Noise. Confusion. Chaos. My very first Passover images are smudged now with the imprint of decades, but vivid still.

My mother and her sisters are jammed into the kitchen of Grandmom Goldberg’s tiny house arguing, laughing, carrying strange foods to a table set with Grandmom’s fraying lace tablecloth. My sister and I pull at the unraveling threads of that cloth as the grown-ups say prayers we don’t understand and let us drink sips of the sweet, sweet wine. But we know instinctively that this holiday is very special.

Years later, we are primping. Fussing over hair and clothes, and arguing about what constitutes “proper attire,” according to my mother’s definition. I am in those turbulent pre-teen/teen years, and the family Seder has been moved to the home of an aunt in a newly developed neighborhood whose name my grandmother couldn’t pronounce.

I am struck by the rituals, the sense that this early spring celebration is so much more than just religious.

But soon, Grandmom Goldberg and her sweet, silent husband Joseph disappear from the table. So, too, do my paternal grandparents.

And not even the deepest teenage angst and rebellion can keep the family Seder from being an annual milestone for me, a marvelously relentless marker of time and history. In their absence, as it turns out, my grandparents are more present than ever.

Years rush by, and suddenly, there is a new face at the Seder table. My bridegroom now sits by my side at his new in-laws’ home. My mother fusses over him, and my father delights in having a lawyer like himself available for heavy-duty conversations. Theirs is a Passover match made in heaven.

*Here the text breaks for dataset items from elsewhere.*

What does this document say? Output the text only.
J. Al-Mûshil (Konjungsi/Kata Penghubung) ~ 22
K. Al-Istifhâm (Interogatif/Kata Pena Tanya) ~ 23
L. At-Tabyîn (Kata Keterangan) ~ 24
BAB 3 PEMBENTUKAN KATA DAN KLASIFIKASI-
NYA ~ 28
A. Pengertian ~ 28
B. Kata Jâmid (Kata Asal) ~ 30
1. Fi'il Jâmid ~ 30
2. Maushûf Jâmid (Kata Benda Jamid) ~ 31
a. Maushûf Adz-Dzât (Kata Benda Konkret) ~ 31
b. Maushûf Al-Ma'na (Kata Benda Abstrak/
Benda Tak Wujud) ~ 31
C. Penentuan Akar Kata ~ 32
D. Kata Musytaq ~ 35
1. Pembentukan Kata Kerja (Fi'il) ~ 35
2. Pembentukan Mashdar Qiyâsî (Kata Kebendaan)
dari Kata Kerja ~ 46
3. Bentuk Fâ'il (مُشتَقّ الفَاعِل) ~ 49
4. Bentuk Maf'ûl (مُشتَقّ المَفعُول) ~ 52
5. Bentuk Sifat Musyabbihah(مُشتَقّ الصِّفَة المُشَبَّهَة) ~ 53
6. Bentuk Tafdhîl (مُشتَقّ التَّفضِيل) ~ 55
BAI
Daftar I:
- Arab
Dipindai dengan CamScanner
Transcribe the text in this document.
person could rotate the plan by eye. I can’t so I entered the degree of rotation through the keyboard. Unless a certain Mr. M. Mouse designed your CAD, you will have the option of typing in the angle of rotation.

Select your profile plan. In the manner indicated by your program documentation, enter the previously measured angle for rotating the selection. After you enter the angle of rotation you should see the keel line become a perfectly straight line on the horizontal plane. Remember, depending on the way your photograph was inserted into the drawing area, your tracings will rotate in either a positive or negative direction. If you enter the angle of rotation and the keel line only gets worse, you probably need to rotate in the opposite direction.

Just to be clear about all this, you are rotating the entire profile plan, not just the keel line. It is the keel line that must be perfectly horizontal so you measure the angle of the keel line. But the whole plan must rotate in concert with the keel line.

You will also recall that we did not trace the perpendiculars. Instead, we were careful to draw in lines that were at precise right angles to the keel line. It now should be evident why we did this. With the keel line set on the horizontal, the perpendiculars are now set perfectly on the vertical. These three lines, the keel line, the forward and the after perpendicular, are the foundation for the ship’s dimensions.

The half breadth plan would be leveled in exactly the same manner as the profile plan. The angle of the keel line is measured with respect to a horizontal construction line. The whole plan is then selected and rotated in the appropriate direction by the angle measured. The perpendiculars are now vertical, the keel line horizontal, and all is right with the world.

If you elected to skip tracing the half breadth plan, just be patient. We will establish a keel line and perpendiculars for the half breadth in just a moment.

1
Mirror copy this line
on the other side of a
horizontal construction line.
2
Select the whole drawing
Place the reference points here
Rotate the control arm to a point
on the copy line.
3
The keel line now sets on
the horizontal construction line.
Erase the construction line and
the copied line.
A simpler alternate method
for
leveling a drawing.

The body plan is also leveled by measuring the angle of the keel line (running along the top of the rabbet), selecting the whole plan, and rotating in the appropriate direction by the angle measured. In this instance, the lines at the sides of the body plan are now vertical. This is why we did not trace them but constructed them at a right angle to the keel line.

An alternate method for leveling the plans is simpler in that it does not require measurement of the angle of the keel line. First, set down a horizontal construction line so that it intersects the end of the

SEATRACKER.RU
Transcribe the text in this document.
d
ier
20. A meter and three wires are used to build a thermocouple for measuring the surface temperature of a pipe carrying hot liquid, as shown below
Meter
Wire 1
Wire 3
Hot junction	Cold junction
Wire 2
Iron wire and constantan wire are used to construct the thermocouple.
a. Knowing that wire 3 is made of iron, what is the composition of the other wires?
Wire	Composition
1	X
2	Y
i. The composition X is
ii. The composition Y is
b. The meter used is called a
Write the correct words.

Two years later, a baby with blonde curls and her grandfather’s steely blue eyes is at a high chair at the table. There is a new star attraction this Passover, and she milks it for all it’s worth. Her sisters, who come along in two-year intervals, eventually do the same.

And then although we don’t know it, along comes the year that is our last Seder with my father at the table. His death stuns us, diminishes us and reminds us that every Seder is uniquely precious.

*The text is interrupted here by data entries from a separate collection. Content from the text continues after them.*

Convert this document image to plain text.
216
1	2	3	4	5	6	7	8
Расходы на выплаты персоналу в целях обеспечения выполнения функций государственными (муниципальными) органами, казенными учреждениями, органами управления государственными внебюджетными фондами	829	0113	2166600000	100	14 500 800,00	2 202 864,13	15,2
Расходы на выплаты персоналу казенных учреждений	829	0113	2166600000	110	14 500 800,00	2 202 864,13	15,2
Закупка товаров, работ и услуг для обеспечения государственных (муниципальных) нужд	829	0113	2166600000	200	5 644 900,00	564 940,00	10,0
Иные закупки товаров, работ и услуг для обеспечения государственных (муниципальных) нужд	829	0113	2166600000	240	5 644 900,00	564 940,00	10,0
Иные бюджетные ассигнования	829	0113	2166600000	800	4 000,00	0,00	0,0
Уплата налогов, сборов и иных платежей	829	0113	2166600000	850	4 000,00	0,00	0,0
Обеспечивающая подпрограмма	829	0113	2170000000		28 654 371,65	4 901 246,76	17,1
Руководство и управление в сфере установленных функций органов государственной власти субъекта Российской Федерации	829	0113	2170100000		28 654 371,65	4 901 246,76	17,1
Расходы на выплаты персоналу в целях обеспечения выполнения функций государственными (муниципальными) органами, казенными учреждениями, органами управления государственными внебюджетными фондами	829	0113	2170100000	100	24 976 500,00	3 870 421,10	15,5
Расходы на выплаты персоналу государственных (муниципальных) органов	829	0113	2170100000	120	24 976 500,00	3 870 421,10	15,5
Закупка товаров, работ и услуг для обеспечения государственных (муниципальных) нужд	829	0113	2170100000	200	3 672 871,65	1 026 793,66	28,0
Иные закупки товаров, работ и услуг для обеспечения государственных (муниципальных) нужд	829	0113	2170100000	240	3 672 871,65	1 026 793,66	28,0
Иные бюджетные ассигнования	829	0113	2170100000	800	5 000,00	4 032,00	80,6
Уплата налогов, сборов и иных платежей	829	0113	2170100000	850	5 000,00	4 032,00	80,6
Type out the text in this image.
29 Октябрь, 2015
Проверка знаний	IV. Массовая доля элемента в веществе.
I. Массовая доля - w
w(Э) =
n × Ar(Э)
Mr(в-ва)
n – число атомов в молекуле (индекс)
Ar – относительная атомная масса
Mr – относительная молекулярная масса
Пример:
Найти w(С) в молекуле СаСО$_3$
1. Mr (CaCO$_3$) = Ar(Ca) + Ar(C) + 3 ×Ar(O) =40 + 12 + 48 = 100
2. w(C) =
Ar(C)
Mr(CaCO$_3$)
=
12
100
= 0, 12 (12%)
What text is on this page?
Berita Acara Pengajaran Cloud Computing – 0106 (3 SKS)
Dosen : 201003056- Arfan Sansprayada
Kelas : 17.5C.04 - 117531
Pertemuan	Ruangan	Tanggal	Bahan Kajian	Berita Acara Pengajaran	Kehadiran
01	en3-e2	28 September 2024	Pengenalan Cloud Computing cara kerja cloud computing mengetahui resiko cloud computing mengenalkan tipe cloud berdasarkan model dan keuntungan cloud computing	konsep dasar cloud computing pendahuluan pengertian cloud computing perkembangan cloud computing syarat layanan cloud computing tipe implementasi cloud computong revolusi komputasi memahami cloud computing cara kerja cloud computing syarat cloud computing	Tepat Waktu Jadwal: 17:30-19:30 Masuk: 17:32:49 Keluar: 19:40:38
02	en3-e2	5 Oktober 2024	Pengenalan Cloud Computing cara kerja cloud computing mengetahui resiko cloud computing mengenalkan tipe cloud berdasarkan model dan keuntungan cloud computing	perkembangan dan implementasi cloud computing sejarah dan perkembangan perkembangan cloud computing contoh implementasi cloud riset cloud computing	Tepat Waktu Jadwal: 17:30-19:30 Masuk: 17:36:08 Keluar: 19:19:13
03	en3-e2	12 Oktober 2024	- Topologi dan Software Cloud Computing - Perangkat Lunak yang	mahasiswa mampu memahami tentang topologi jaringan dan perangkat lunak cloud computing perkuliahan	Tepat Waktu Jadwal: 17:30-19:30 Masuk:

Soon, the table at what is now just my mother’s house is stretched to its absolute limits. During those years, each of our daughters gets her chance to do The Four Questions, a Passover ritual, for the first time. I will forever hear the sound of those little voices reaching for those first elusive notes.

And then, the inevitable shift.

Now I’m not the one dashing about to collect the wildly diverse ingredients for a Passover menu. For over two decades, I’ve hosted Passover, doing the endless shopping, chopping and cooking. For years, my silver-haired husband had led the Seder.

But this year will be markedly different. Passover will be celebrated this year in a daughter’s house. The mantle has been passed to Nancy, and the table will be set at her quirky old house in Montclair. “You’ve done it long enough,” our daughters insisted in a way that let us know the shift was a done deal. Their father and I felt the momentousness of the moment – but didn’t argue. Yes, things change. The circle shrinks – and grows. The dance of the generations whirls on.

Parents who can’t imagine where the years went yield to adult children who now begin the role reversal: they lead, we follow. And at Passover, the past lives in the present and embraces the future. It’s time for change. And change waits for no mother.